Доктор Мурай охотно выпивал, проявляя при этом редкую в Клошмерле склонность к аперитивам, – привычку, которую он приобрёл ещё в студенческие годы, длившиеся весьма долго и посвящённые в равной степени пивным, скачкам, покеру, домам терпимости, пикникам и штудиям на медицинском факультете. Тем не менее обитатели Клошмерля очень уважали своего врача, предвидя, что рано или поздно они могут попасть к нему в лапы и он тогда отомстит за обиду каким-нибудь коварным поворотом ланцета при вскрытии нарыва или же зверской жестокостью при удалении зуба. Доктор Мурай, по сути говоря, имел дело главным образом с челюстями обитателей городка. Иными словами, он выдёргивал у клошмерлян зубы, пользуясь при этом ужасающим первобытным инструментом, который никогда не соскакивал, ибо руки доктора Мурая были твёрже железа. Чистку и пломбирование он считал патентованным шарлатанством, анестезию считал излишней. Он полагал, что защиту от боли следует искать в самой боли, а неожиданность в этом деле – лучший помощник. Исходя из этих соображений, он выработал быструю и, как правило, эффективную технику. По раздутой флюсом щеке он неожиданно наносил страшный удар кулаком, отчего пациент едва не терял сознание.

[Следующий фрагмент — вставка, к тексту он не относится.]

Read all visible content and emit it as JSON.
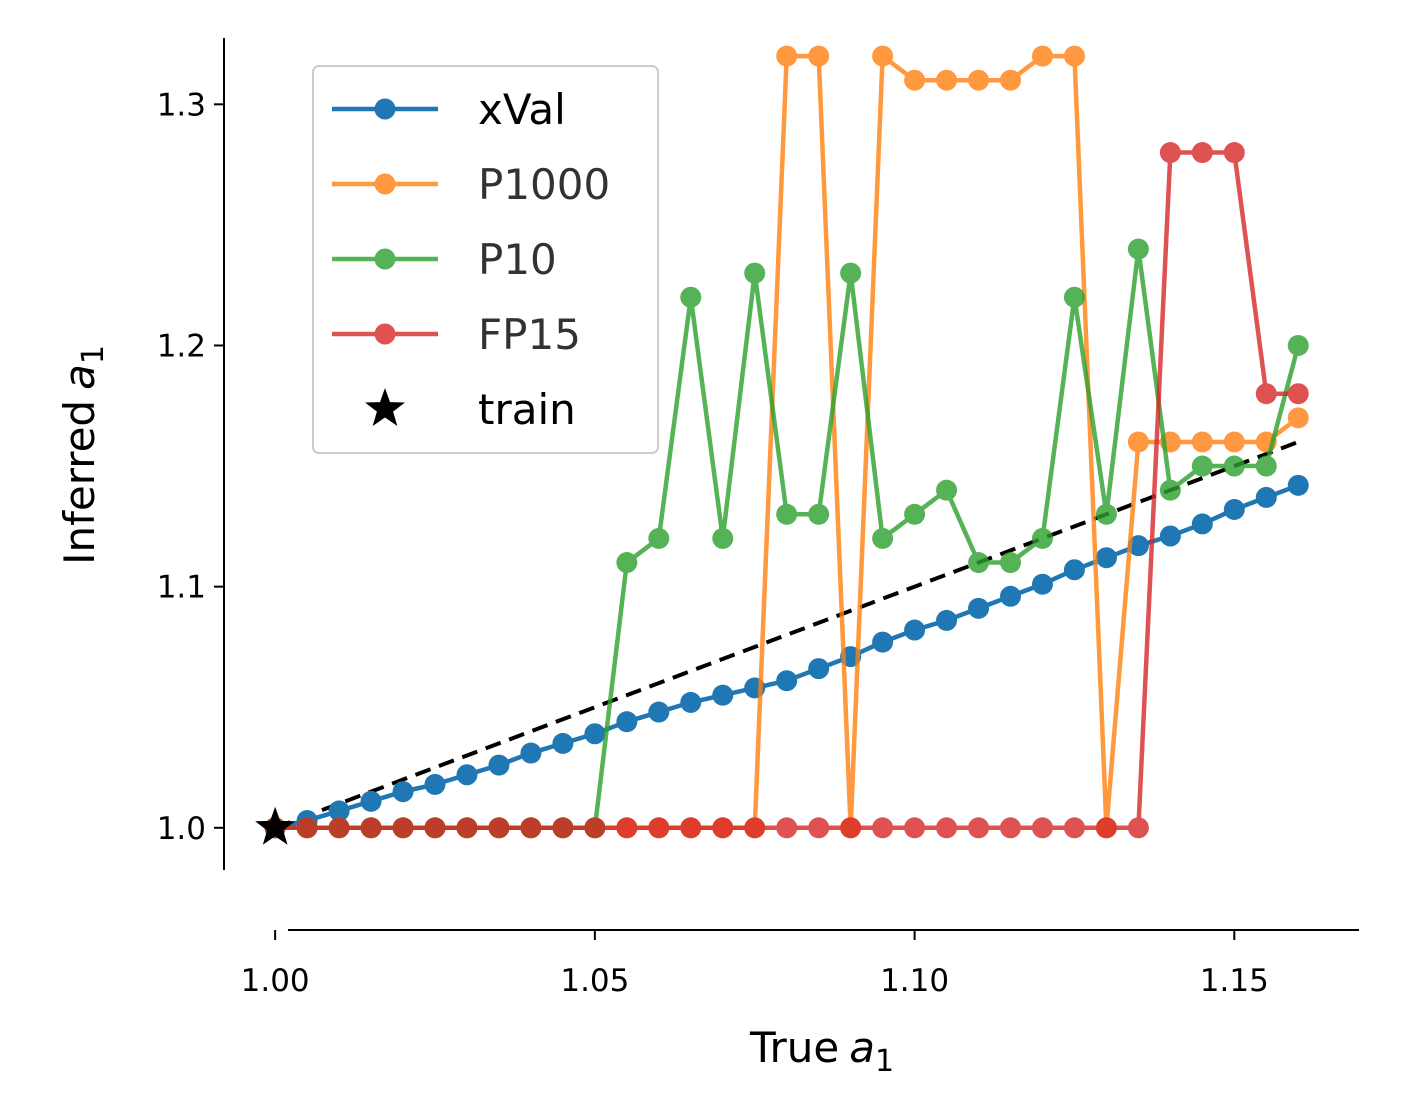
{
  "chart_data": {
    "type": "line",
    "xlabel": "True a1",
    "ylabel": "Inferred a1",
    "xlabel_parts": {
      "prefix": "True",
      "var": "a",
      "sub": "1"
    },
    "ylabel_parts": {
      "prefix": "Inferred",
      "var": "a",
      "sub": "1"
    },
    "xlim": [
      0.992,
      1.1695
    ],
    "ylim": [
      0.9825,
      1.3275
    ],
    "x_ticks": [
      1.0,
      1.05,
      1.1,
      1.15
    ],
    "x_tick_labels": [
      "1.00",
      "1.05",
      "1.10",
      "1.15"
    ],
    "y_ticks": [
      1.0,
      1.1,
      1.2,
      1.3
    ],
    "y_tick_labels": [
      "1.0",
      "1.1",
      "1.2",
      "1.3"
    ],
    "grid": false,
    "legend_position": "upper-left",
    "x": [
      1.0,
      1.005,
      1.01,
      1.015,
      1.02,
      1.025,
      1.03,
      1.035,
      1.04,
      1.045,
      1.05,
      1.055,
      1.06,
      1.065,
      1.07,
      1.075,
      1.08,
      1.085,
      1.09,
      1.095,
      1.1,
      1.105,
      1.11,
      1.115,
      1.12,
      1.125,
      1.13,
      1.135,
      1.14,
      1.145,
      1.15,
      1.155,
      1.16
    ],
    "series": [
      {
        "name": "xVal",
        "color": "#1f77b4",
        "values": [
          1.0,
          1.003,
          1.007,
          1.011,
          1.015,
          1.018,
          1.022,
          1.026,
          1.031,
          1.035,
          1.039,
          1.044,
          1.048,
          1.052,
          1.055,
          1.058,
          1.061,
          1.066,
          1.071,
          1.077,
          1.082,
          1.086,
          1.091,
          1.096,
          1.101,
          1.107,
          1.112,
          1.117,
          1.121,
          1.126,
          1.132,
          1.137,
          1.142
        ]
      },
      {
        "name": "P1000",
        "color": "#ff7f0e",
        "values": [
          1.0,
          1.0,
          1.0,
          1.0,
          1.0,
          1.0,
          1.0,
          1.0,
          1.0,
          1.0,
          1.0,
          1.0,
          1.0,
          1.0,
          1.0,
          1.0,
          1.32,
          1.32,
          1.0,
          1.32,
          1.31,
          1.31,
          1.31,
          1.31,
          1.32,
          1.32,
          1.0,
          1.16,
          1.16,
          1.16,
          1.16,
          1.16,
          1.17
        ]
      },
      {
        "name": "P10",
        "color": "#2ca02c",
        "values": [
          1.0,
          1.0,
          1.0,
          1.0,
          1.0,
          1.0,
          1.0,
          1.0,
          1.0,
          1.0,
          1.0,
          1.11,
          1.12,
          1.22,
          1.12,
          1.23,
          1.13,
          1.13,
          1.23,
          1.12,
          1.13,
          1.14,
          1.11,
          1.11,
          1.12,
          1.22,
          1.13,
          1.24,
          1.14,
          1.15,
          1.15,
          1.15,
          1.2
        ]
      },
      {
        "name": "FP15",
        "color": "#d62728",
        "values": [
          1.0,
          1.0,
          1.0,
          1.0,
          1.0,
          1.0,
          1.0,
          1.0,
          1.0,
          1.0,
          1.0,
          1.0,
          1.0,
          1.0,
          1.0,
          1.0,
          1.0,
          1.0,
          1.0,
          1.0,
          1.0,
          1.0,
          1.0,
          1.0,
          1.0,
          1.0,
          1.0,
          1.0,
          1.28,
          1.28,
          1.28,
          1.18,
          1.18
        ]
      }
    ],
    "reference_line": {
      "from": [
        1.0,
        1.0
      ],
      "to": [
        1.16,
        1.16
      ],
      "style": "dashed",
      "color": "#000000"
    },
    "train_point": {
      "name": "train",
      "x": 1.0,
      "y": 1.0,
      "marker": "star",
      "color": "#000000"
    }
  }
}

В рот, раскрытый для жалобного вопля, он тотчас же загонял свои клещи по самую рукоятку и резкими рывками начинал тащить злополучный зуб, пренебрегая нагноением, воспалением надкостницы и стонами. Объект подобного лечения поднимался со стула настолько ошеломлённым, что немедленно платил деньги. А такая поспешность весьма необычна в Клошмерле.

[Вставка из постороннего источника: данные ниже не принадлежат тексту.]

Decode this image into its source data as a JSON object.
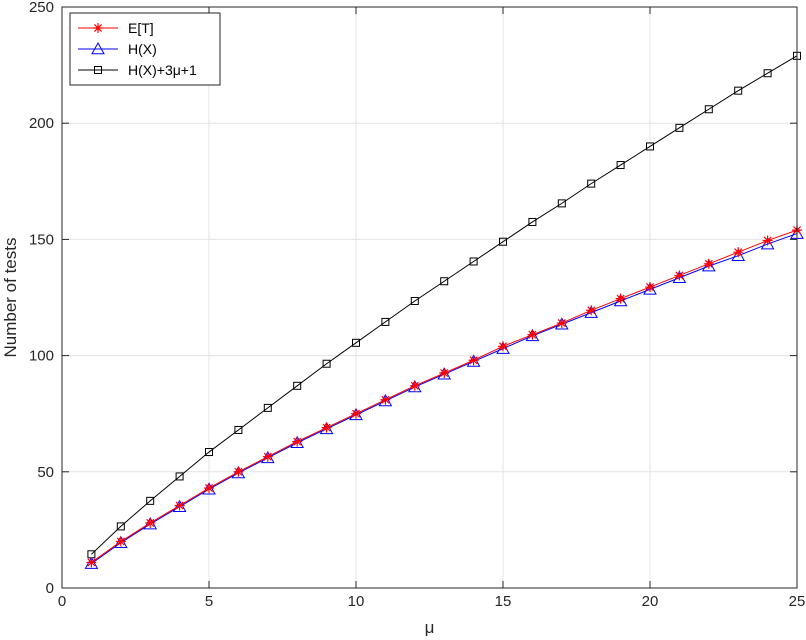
{
  "chart_data": {
    "type": "line",
    "title": "",
    "xlabel": "μ",
    "ylabel": "Number of tests",
    "xlim": [
      0,
      25
    ],
    "ylim": [
      0,
      250
    ],
    "xticks": [
      0,
      5,
      10,
      15,
      20,
      25
    ],
    "yticks": [
      0,
      50,
      100,
      150,
      200,
      250
    ],
    "grid": true,
    "legend_position": "top-left",
    "x": [
      1,
      2,
      3,
      4,
      5,
      6,
      7,
      8,
      9,
      10,
      11,
      12,
      13,
      14,
      15,
      16,
      17,
      18,
      19,
      20,
      21,
      22,
      23,
      24,
      25
    ],
    "series": [
      {
        "name": "E[T]",
        "color": "#ff0000",
        "marker": "asterisk",
        "values": [
          11,
          20,
          28,
          35.5,
          43,
          50,
          56.5,
          63,
          69,
          75,
          81,
          87,
          92.5,
          98,
          104,
          109,
          114,
          119.5,
          124.5,
          129.5,
          134.5,
          139.5,
          144.5,
          149.5,
          154
        ]
      },
      {
        "name": "H(X)",
        "color": "#0000ff",
        "marker": "triangle",
        "values": [
          10.5,
          19.5,
          27.5,
          35,
          42.5,
          49.5,
          56,
          62.5,
          68.5,
          74.5,
          80.5,
          86.5,
          92,
          97.5,
          103,
          108.5,
          113.5,
          118.5,
          123.5,
          128.5,
          133.5,
          138.5,
          143,
          148,
          152.5
        ]
      },
      {
        "name": "H(X)+3μ+1",
        "color": "#000000",
        "marker": "square",
        "values": [
          14.5,
          26.5,
          37.5,
          48,
          58.5,
          68,
          77.5,
          87,
          96.5,
          105.5,
          114.5,
          123.5,
          132,
          140.5,
          149,
          157.5,
          165.5,
          174,
          182,
          190,
          198,
          206,
          214,
          221.5,
          229
        ]
      }
    ]
  }
}
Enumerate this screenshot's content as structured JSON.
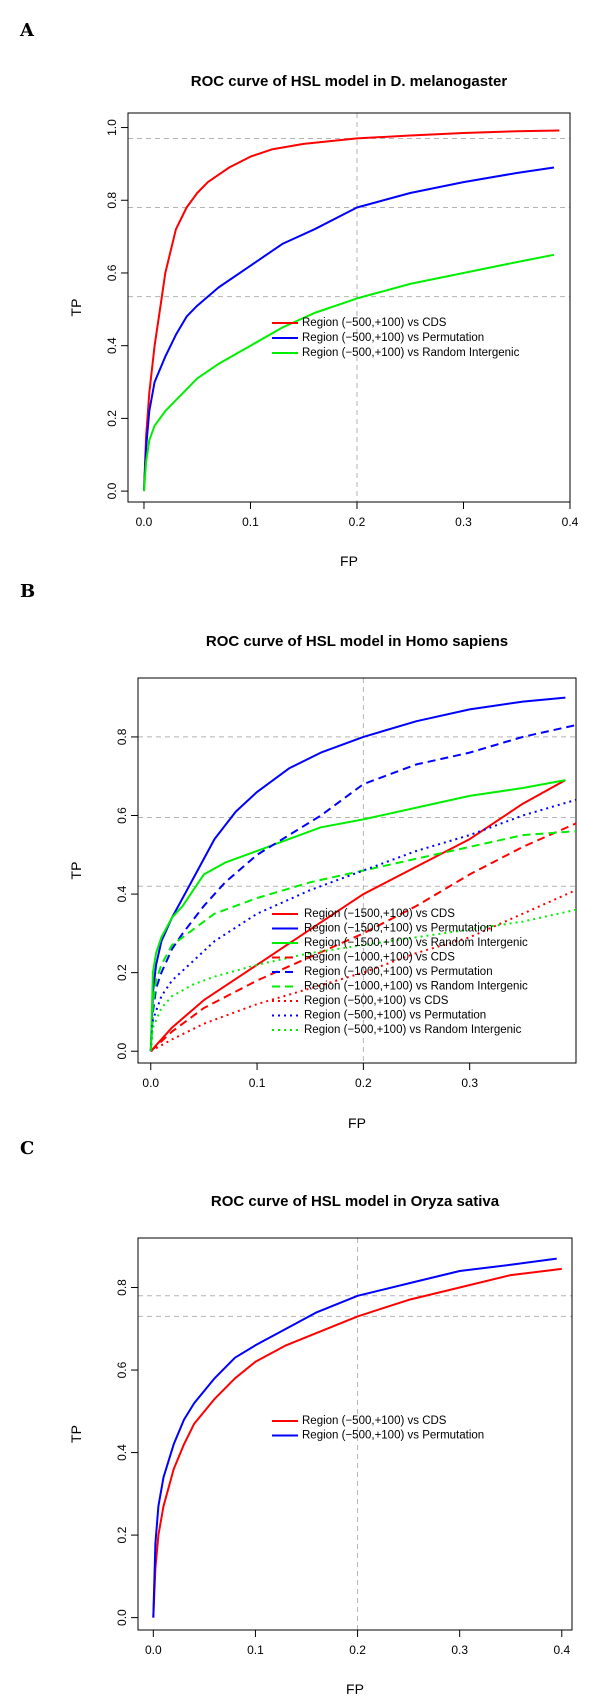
{
  "chart_data": [
    {
      "type": "line",
      "panel_label": "A",
      "title": "ROC curve of HSL model in D. melanogaster",
      "xlabel": "FP",
      "ylabel": "TP",
      "xlim": [
        -0.015,
        0.4
      ],
      "ylim": [
        -0.03,
        1.04
      ],
      "xticks": [
        0.0,
        0.1,
        0.2,
        0.3,
        0.4
      ],
      "xtick_labels": [
        "0.0",
        "0.1",
        "0.2",
        "0.3",
        "0.4"
      ],
      "yticks": [
        0.0,
        0.2,
        0.4,
        0.6,
        0.8,
        1.0
      ],
      "ytick_labels": [
        "0.0",
        "0.2",
        "0.4",
        "0.6",
        "0.8",
        "1.0"
      ],
      "reference_lines": {
        "vertical": [
          0.2
        ],
        "horizontal": [
          0.97,
          0.78,
          0.535
        ],
        "color": "#b4b4b4",
        "style": "dashed"
      },
      "legend_position": "center-right",
      "series": [
        {
          "name": "Region (−500,+100) vs CDS",
          "color": "#ff0000",
          "linestyle": "solid",
          "x": [
            0.0,
            0.002,
            0.005,
            0.01,
            0.015,
            0.02,
            0.025,
            0.03,
            0.04,
            0.05,
            0.06,
            0.07,
            0.08,
            0.1,
            0.12,
            0.15,
            0.2,
            0.25,
            0.3,
            0.35,
            0.39
          ],
          "y": [
            0.0,
            0.15,
            0.27,
            0.4,
            0.5,
            0.6,
            0.66,
            0.72,
            0.78,
            0.82,
            0.85,
            0.87,
            0.89,
            0.92,
            0.94,
            0.955,
            0.97,
            0.978,
            0.985,
            0.99,
            0.992
          ]
        },
        {
          "name": "Region (−500,+100) vs Permutation",
          "color": "#0000ff",
          "linestyle": "solid",
          "x": [
            0.0,
            0.002,
            0.005,
            0.01,
            0.02,
            0.03,
            0.04,
            0.05,
            0.07,
            0.1,
            0.13,
            0.16,
            0.2,
            0.25,
            0.3,
            0.35,
            0.385
          ],
          "y": [
            0.0,
            0.12,
            0.22,
            0.3,
            0.37,
            0.43,
            0.48,
            0.51,
            0.56,
            0.62,
            0.68,
            0.72,
            0.78,
            0.82,
            0.85,
            0.875,
            0.89
          ]
        },
        {
          "name": "Region (−500,+100) vs Random Intergenic",
          "color": "#00ee00",
          "linestyle": "solid",
          "x": [
            0.0,
            0.002,
            0.005,
            0.01,
            0.02,
            0.03,
            0.04,
            0.05,
            0.07,
            0.1,
            0.13,
            0.16,
            0.2,
            0.25,
            0.3,
            0.35,
            0.385
          ],
          "y": [
            0.0,
            0.08,
            0.14,
            0.18,
            0.22,
            0.25,
            0.28,
            0.31,
            0.35,
            0.4,
            0.45,
            0.49,
            0.53,
            0.57,
            0.6,
            0.63,
            0.65
          ]
        }
      ]
    },
    {
      "type": "line",
      "panel_label": "B",
      "title": "ROC curve of HSL model in Homo sapiens",
      "xlabel": "FP",
      "ylabel": "TP",
      "xlim": [
        -0.012,
        0.4
      ],
      "ylim": [
        -0.03,
        0.95
      ],
      "xticks": [
        0.0,
        0.1,
        0.2,
        0.3
      ],
      "xtick_labels": [
        "0.0",
        "0.1",
        "0.2",
        "0.3"
      ],
      "yticks": [
        0.0,
        0.2,
        0.4,
        0.6,
        0.8
      ],
      "ytick_labels": [
        "0.0",
        "0.2",
        "0.4",
        "0.6",
        "0.8"
      ],
      "reference_lines": {
        "vertical": [
          0.2
        ],
        "horizontal": [
          0.8,
          0.595,
          0.42
        ],
        "color": "#b4b4b4",
        "style": "dashed"
      },
      "legend_position": "bottom-center",
      "series": [
        {
          "name": "Region (−1500,+100) vs CDS",
          "color": "#ff0000",
          "linestyle": "solid",
          "x": [
            0.0,
            0.02,
            0.05,
            0.1,
            0.15,
            0.2,
            0.25,
            0.3,
            0.35,
            0.39
          ],
          "y": [
            0.0,
            0.06,
            0.13,
            0.22,
            0.31,
            0.4,
            0.47,
            0.54,
            0.63,
            0.69
          ]
        },
        {
          "name": "Region (−1500,+100) vs Permutation",
          "color": "#0000ff",
          "linestyle": "solid",
          "x": [
            0.0,
            0.002,
            0.005,
            0.01,
            0.02,
            0.03,
            0.04,
            0.06,
            0.08,
            0.1,
            0.13,
            0.16,
            0.2,
            0.25,
            0.3,
            0.35,
            0.39
          ],
          "y": [
            0.0,
            0.15,
            0.22,
            0.28,
            0.34,
            0.39,
            0.44,
            0.54,
            0.61,
            0.66,
            0.72,
            0.76,
            0.8,
            0.84,
            0.87,
            0.89,
            0.9
          ]
        },
        {
          "name": "Region (−1500,+100) vs Random Intergenic",
          "color": "#00ee00",
          "linestyle": "solid",
          "x": [
            0.0,
            0.002,
            0.005,
            0.01,
            0.02,
            0.03,
            0.04,
            0.05,
            0.07,
            0.1,
            0.13,
            0.16,
            0.2,
            0.25,
            0.3,
            0.35,
            0.39
          ],
          "y": [
            0.0,
            0.2,
            0.25,
            0.29,
            0.34,
            0.37,
            0.41,
            0.45,
            0.48,
            0.51,
            0.54,
            0.57,
            0.59,
            0.62,
            0.65,
            0.67,
            0.69
          ]
        },
        {
          "name": "Region (−1000,+100) vs CDS",
          "color": "#ff0000",
          "linestyle": "dashed",
          "x": [
            0.0,
            0.02,
            0.05,
            0.1,
            0.15,
            0.2,
            0.25,
            0.3,
            0.35,
            0.4
          ],
          "y": [
            0.0,
            0.05,
            0.11,
            0.18,
            0.24,
            0.3,
            0.37,
            0.45,
            0.52,
            0.58
          ]
        },
        {
          "name": "Region (−1000,+100) vs Permutation",
          "color": "#0000ff",
          "linestyle": "dashed",
          "x": [
            0.0,
            0.002,
            0.005,
            0.01,
            0.02,
            0.03,
            0.05,
            0.07,
            0.1,
            0.13,
            0.16,
            0.2,
            0.25,
            0.3,
            0.35,
            0.4
          ],
          "y": [
            0.0,
            0.1,
            0.16,
            0.2,
            0.26,
            0.3,
            0.37,
            0.43,
            0.5,
            0.55,
            0.6,
            0.68,
            0.73,
            0.76,
            0.8,
            0.83
          ]
        },
        {
          "name": "Region (−1000,+100) vs Random Intergenic",
          "color": "#00ee00",
          "linestyle": "dashed",
          "x": [
            0.0,
            0.002,
            0.005,
            0.01,
            0.02,
            0.04,
            0.06,
            0.1,
            0.15,
            0.2,
            0.25,
            0.3,
            0.35,
            0.4
          ],
          "y": [
            0.0,
            0.12,
            0.18,
            0.22,
            0.27,
            0.31,
            0.35,
            0.39,
            0.43,
            0.46,
            0.49,
            0.52,
            0.55,
            0.56
          ]
        },
        {
          "name": "Region (−500,+100) vs CDS",
          "color": "#ff0000",
          "linestyle": "dotted",
          "x": [
            0.0,
            0.02,
            0.05,
            0.1,
            0.15,
            0.2,
            0.25,
            0.3,
            0.35,
            0.4
          ],
          "y": [
            0.0,
            0.03,
            0.07,
            0.12,
            0.16,
            0.2,
            0.25,
            0.29,
            0.35,
            0.41
          ]
        },
        {
          "name": "Region (−500,+100) vs Permutation",
          "color": "#0000ff",
          "linestyle": "dotted",
          "x": [
            0.0,
            0.002,
            0.01,
            0.02,
            0.04,
            0.06,
            0.1,
            0.15,
            0.2,
            0.25,
            0.3,
            0.35,
            0.4
          ],
          "y": [
            0.0,
            0.08,
            0.14,
            0.18,
            0.23,
            0.28,
            0.35,
            0.41,
            0.46,
            0.51,
            0.55,
            0.6,
            0.64
          ]
        },
        {
          "name": "Region (−500,+100) vs Random Intergenic",
          "color": "#00ee00",
          "linestyle": "dotted",
          "x": [
            0.0,
            0.002,
            0.01,
            0.02,
            0.04,
            0.06,
            0.1,
            0.15,
            0.2,
            0.25,
            0.3,
            0.35,
            0.4
          ],
          "y": [
            0.0,
            0.06,
            0.11,
            0.14,
            0.17,
            0.19,
            0.22,
            0.25,
            0.27,
            0.29,
            0.31,
            0.33,
            0.36
          ]
        }
      ]
    },
    {
      "type": "line",
      "panel_label": "C",
      "title": "ROC curve of HSL model in Oryza sativa",
      "xlabel": "FP",
      "ylabel": "TP",
      "xlim": [
        -0.015,
        0.41
      ],
      "ylim": [
        -0.03,
        0.92
      ],
      "xticks": [
        0.0,
        0.1,
        0.2,
        0.3,
        0.4
      ],
      "xtick_labels": [
        "0.0",
        "0.1",
        "0.2",
        "0.3",
        "0.4"
      ],
      "yticks": [
        0.0,
        0.2,
        0.4,
        0.6,
        0.8
      ],
      "ytick_labels": [
        "0.0",
        "0.2",
        "0.4",
        "0.6",
        "0.8"
      ],
      "reference_lines": {
        "vertical": [
          0.2
        ],
        "horizontal": [
          0.78,
          0.73
        ],
        "color": "#b4b4b4",
        "style": "dashed"
      },
      "legend_position": "center-right",
      "series": [
        {
          "name": "Region (−500,+100) vs CDS",
          "color": "#ff0000",
          "linestyle": "solid",
          "x": [
            0.0,
            0.002,
            0.005,
            0.01,
            0.02,
            0.03,
            0.04,
            0.06,
            0.08,
            0.1,
            0.13,
            0.16,
            0.2,
            0.25,
            0.3,
            0.35,
            0.4
          ],
          "y": [
            0.0,
            0.12,
            0.2,
            0.27,
            0.36,
            0.42,
            0.47,
            0.53,
            0.58,
            0.62,
            0.66,
            0.69,
            0.73,
            0.77,
            0.8,
            0.83,
            0.845
          ]
        },
        {
          "name": "Region (−500,+100) vs Permutation",
          "color": "#0000ff",
          "linestyle": "solid",
          "x": [
            0.0,
            0.002,
            0.005,
            0.01,
            0.02,
            0.03,
            0.04,
            0.06,
            0.08,
            0.1,
            0.13,
            0.16,
            0.2,
            0.25,
            0.3,
            0.35,
            0.395
          ],
          "y": [
            0.0,
            0.18,
            0.27,
            0.34,
            0.42,
            0.48,
            0.52,
            0.58,
            0.63,
            0.66,
            0.7,
            0.74,
            0.78,
            0.81,
            0.84,
            0.855,
            0.87
          ]
        }
      ]
    }
  ]
}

Зверские методы врачевания буквально принуждали к почтительности. Ни один горожанин не посмел бы выступить против Мурая. Но доктор сам выбирал себе врагов. Одним из них сделался, вопреки своей воле, кюре Поносс, который однажды вмешался не в своё дело – вылечил живот тётушки Сидони Сови. Эта история стоит того, чтобы её рассказали. Лучше всего это выходит у Бабетты Манапу, обладающей самым бойким языком во всём Клошмерле. К тому же Бабетта специализировалась на рассказах такого сорта. Вот что она говорит:

– Как-то раз у Сидони Сови живот раздуло. Сами понимаете, что в её годы не от греха это получилось. Злые языки, правда, болтали, будто в молодости у неё под юбкой чёрт побывал. Да разве ж теперь это проверишь. Уж очень много с того времени воды утекло. А кто запомнит, что делала в девках баба, которой уже шестьдесят отстукало.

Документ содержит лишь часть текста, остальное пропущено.